Enfin, dans un contexte d'incertitude élevée quant à la politique économique – notamment en raison de modifications imprévisibles des tarifs douaniers, de l'instabilité des accords commerciaux et des cadres réglementaires –, les entreprises sont beaucoup moins disposées à s'engager dans des investissements à long terme et irrécupérables. Cette affirmation est à la fois théoriquement fondée et empiriquement étayée. La théorie des options réelles suggère que lorsque les coûts irréversibles sont élevés et que le régime politique futur est inconnu, l'intérêt d'attendre augmente et les investissements sont retardés (McDonald & Siegel, 1986 ; Pindyck & Dixit, 1994). Des études empiriques confirment cet effet : lorsque l'incertitude en matière de politique économique augmente, les investissements au niveau des entreprises et l'entrée sur les marchés d'exportation diminuent de manière significative (Handley & Limão, 2015, 2017 ; Chen et al., 2024). De plus, lorsque l'incertitude concerne spécifiquement les droits de douane et la politique commerciale, l'effet est encore plus prononcé (Koopman, 2025). L'incertitude quant aux futurs régimes tarifaires peut réduire l'investissement total des entreprises d'environ 2 % sur un an, l'investissement dans le secteur manufacturier souffrant près de deux fois plus (Caldara et al., 2020).

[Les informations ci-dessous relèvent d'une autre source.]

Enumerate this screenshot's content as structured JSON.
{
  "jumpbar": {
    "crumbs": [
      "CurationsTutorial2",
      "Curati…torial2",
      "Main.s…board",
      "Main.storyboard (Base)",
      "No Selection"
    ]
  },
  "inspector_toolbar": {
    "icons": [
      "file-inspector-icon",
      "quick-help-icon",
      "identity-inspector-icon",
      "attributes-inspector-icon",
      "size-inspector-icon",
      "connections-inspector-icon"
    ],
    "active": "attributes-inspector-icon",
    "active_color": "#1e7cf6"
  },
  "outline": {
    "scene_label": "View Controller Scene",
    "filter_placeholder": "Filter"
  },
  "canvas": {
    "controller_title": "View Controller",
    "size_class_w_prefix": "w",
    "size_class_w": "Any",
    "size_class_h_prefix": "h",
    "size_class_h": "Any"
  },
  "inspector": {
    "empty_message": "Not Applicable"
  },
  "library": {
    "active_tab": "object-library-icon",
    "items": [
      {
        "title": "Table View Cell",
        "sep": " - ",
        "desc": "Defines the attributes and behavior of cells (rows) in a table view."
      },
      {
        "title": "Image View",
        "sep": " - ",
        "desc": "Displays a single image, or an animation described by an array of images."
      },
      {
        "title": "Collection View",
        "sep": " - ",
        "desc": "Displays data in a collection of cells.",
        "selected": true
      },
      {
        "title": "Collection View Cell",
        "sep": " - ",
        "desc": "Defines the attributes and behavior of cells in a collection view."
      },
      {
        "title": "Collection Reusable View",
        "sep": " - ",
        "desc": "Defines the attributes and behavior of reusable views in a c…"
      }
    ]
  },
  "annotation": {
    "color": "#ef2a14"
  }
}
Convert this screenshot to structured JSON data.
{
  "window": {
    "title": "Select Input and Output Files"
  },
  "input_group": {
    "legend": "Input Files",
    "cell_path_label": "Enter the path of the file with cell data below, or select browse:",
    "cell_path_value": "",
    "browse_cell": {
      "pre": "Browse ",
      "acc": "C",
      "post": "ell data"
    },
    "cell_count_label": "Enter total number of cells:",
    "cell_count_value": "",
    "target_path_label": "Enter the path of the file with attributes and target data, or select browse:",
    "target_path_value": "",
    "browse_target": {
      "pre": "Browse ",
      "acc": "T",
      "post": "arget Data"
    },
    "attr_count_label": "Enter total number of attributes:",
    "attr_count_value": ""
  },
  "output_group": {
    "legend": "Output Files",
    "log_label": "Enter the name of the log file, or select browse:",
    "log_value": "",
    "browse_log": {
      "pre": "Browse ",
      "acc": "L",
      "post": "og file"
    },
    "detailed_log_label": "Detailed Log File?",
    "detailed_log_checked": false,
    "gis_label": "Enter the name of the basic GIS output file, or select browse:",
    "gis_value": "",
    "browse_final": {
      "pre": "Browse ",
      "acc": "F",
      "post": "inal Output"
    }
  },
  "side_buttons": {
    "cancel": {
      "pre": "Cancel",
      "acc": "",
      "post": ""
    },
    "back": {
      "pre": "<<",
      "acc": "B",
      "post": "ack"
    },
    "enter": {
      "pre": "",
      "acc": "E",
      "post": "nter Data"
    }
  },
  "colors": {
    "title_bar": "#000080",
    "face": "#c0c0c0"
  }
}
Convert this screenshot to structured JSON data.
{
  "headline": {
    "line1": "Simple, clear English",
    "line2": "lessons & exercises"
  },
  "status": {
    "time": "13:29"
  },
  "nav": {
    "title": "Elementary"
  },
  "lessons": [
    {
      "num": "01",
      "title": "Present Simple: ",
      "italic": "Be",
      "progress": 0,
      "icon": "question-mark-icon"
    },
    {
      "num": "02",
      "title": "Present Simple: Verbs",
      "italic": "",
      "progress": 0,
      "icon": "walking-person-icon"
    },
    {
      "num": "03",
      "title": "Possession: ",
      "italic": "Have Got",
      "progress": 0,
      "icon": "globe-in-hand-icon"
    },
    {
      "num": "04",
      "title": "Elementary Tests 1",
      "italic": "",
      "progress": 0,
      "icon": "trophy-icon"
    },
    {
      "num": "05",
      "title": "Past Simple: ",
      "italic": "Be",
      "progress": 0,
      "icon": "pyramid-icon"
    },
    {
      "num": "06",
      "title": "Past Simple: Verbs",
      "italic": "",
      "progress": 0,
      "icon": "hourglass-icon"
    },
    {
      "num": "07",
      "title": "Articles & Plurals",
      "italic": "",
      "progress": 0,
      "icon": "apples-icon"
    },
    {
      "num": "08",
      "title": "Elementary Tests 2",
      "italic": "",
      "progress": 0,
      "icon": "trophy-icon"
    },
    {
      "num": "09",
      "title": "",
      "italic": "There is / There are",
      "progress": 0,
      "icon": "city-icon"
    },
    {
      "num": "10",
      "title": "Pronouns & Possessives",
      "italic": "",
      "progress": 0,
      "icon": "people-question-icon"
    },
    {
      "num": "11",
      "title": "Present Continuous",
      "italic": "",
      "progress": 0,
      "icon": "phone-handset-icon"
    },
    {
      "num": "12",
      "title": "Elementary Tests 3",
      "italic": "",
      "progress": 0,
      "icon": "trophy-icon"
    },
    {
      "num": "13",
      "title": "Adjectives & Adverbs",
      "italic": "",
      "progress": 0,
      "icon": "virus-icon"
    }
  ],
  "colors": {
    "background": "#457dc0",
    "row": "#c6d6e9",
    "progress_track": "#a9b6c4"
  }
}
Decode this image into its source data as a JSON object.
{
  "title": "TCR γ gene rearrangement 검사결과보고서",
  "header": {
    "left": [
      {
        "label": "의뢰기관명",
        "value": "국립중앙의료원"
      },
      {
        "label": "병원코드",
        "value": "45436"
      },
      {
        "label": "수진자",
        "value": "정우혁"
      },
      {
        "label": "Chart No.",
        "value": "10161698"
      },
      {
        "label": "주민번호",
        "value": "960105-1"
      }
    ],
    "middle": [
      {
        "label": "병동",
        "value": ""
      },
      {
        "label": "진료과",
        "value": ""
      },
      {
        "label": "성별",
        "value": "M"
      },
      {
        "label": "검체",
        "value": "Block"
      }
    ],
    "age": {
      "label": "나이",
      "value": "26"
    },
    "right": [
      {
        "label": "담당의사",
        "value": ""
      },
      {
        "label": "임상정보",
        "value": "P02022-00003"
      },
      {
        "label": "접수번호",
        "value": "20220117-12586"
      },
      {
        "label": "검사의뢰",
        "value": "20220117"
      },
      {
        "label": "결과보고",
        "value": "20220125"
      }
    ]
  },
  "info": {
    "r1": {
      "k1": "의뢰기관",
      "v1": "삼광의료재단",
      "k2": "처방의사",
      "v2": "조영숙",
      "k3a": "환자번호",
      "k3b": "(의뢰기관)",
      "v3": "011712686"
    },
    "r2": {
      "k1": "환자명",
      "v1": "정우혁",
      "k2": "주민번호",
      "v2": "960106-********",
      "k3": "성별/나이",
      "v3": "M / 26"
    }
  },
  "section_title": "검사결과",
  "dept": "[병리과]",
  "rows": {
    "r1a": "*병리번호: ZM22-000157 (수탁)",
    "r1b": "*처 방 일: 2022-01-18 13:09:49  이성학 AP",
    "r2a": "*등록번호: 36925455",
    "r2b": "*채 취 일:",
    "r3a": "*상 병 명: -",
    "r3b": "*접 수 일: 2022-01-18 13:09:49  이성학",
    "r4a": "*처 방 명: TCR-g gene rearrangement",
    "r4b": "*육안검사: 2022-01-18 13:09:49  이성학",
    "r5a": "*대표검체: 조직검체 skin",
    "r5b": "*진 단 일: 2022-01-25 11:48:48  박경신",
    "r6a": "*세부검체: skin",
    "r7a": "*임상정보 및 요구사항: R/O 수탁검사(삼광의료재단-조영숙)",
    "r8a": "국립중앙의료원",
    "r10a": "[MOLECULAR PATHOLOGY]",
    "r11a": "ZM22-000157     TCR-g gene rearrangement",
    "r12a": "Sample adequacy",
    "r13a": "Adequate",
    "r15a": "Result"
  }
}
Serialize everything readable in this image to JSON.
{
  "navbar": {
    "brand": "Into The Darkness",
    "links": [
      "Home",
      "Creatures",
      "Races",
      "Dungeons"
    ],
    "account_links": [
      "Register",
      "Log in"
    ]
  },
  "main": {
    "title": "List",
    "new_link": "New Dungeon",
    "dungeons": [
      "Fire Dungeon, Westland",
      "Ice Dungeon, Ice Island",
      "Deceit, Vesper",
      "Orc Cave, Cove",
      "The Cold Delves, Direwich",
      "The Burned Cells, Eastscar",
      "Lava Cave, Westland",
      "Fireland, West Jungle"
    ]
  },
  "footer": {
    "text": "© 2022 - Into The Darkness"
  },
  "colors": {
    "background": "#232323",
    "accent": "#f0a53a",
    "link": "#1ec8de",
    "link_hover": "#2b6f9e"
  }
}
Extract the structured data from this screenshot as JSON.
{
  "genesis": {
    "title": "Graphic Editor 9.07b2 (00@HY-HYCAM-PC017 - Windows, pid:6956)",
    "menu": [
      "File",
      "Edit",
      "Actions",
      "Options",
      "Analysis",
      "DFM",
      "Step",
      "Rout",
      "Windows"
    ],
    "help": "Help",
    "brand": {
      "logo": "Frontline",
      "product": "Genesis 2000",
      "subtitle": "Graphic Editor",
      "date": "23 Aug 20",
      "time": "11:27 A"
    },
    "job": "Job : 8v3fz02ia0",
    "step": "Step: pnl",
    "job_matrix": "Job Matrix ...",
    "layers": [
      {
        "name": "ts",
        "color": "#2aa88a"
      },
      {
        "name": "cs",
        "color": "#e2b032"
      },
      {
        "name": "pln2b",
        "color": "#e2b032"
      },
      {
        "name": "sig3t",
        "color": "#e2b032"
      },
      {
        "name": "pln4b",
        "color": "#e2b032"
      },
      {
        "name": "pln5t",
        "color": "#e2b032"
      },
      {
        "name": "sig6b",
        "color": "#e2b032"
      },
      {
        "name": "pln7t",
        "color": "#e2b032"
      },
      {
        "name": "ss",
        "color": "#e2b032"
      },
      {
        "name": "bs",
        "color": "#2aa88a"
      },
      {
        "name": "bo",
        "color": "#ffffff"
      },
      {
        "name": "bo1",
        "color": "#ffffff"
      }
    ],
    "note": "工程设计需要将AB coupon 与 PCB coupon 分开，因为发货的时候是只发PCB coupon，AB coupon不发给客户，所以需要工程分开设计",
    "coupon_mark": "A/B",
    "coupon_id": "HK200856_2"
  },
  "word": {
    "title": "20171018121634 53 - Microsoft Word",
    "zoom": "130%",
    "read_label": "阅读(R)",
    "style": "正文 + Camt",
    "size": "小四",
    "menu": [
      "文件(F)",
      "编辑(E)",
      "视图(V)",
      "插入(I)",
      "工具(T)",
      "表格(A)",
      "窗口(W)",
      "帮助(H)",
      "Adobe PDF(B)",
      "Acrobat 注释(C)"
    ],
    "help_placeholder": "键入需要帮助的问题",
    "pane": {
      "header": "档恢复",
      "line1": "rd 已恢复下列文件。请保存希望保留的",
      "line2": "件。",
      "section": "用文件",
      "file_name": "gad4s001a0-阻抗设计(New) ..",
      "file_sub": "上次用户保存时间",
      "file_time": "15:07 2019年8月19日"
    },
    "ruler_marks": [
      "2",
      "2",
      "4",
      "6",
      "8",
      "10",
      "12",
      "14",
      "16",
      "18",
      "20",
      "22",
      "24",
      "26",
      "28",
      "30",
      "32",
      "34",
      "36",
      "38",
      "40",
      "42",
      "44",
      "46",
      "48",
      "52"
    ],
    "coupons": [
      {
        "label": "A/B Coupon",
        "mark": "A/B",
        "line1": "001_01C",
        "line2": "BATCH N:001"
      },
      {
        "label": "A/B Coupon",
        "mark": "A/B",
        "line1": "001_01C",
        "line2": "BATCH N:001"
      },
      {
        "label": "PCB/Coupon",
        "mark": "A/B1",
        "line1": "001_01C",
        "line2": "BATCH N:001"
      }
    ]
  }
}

Conclusion : des tarifs élevés, des résultats médiocres

Au final, les droits de douane pourraient générer davantage de tensions politiques que de relance industrielle. S'ils constituent des slogans de campagne et des titres de journaux percutants sur le thème du « retour de la production au pays », leur réalité économique est tout autre. Plutôt que de favoriser une réindustrialisation à grande échelle, les droits de douane augmentent principalement les coûts des intrants, incitent à des représailles et amplifient l'incertitude, trois facteurs qui découragent précisément le type d'investissements à long terme et à forte intensité capitalistique que nécessiterait la relocalisation. Les entreprises ne délocalisent pas leurs usines en fonction des décrets présidentiels ou des appels patriotiques, mais en fonction de la stabilité des structures de coûts, de la disponibilité d'une main-d'œuvre qualifiée et de la prévisibilité de l'environnement politique. Face à des droits de douane élevés et imprévisibles, plutôt que de rapatrier leur production aux États-Unis, les entreprises auraient tout intérêt à la délocaliser vers des pays où les droits de douane sont moins élevés. Dans cette optique, les droits de douane sont moins un levier de relocalisation qu'une taxe sur l'ambition des entreprises : ils pénalisent la compétitivité même qu'ils sont censés restaurer. Si l'objectif est de relancer la production nationale, la voie à suivre ne réside pas dans des murs de protection, mais dans des ponts de productivité, dans un environnement de stabilité et de crédibilité politiques.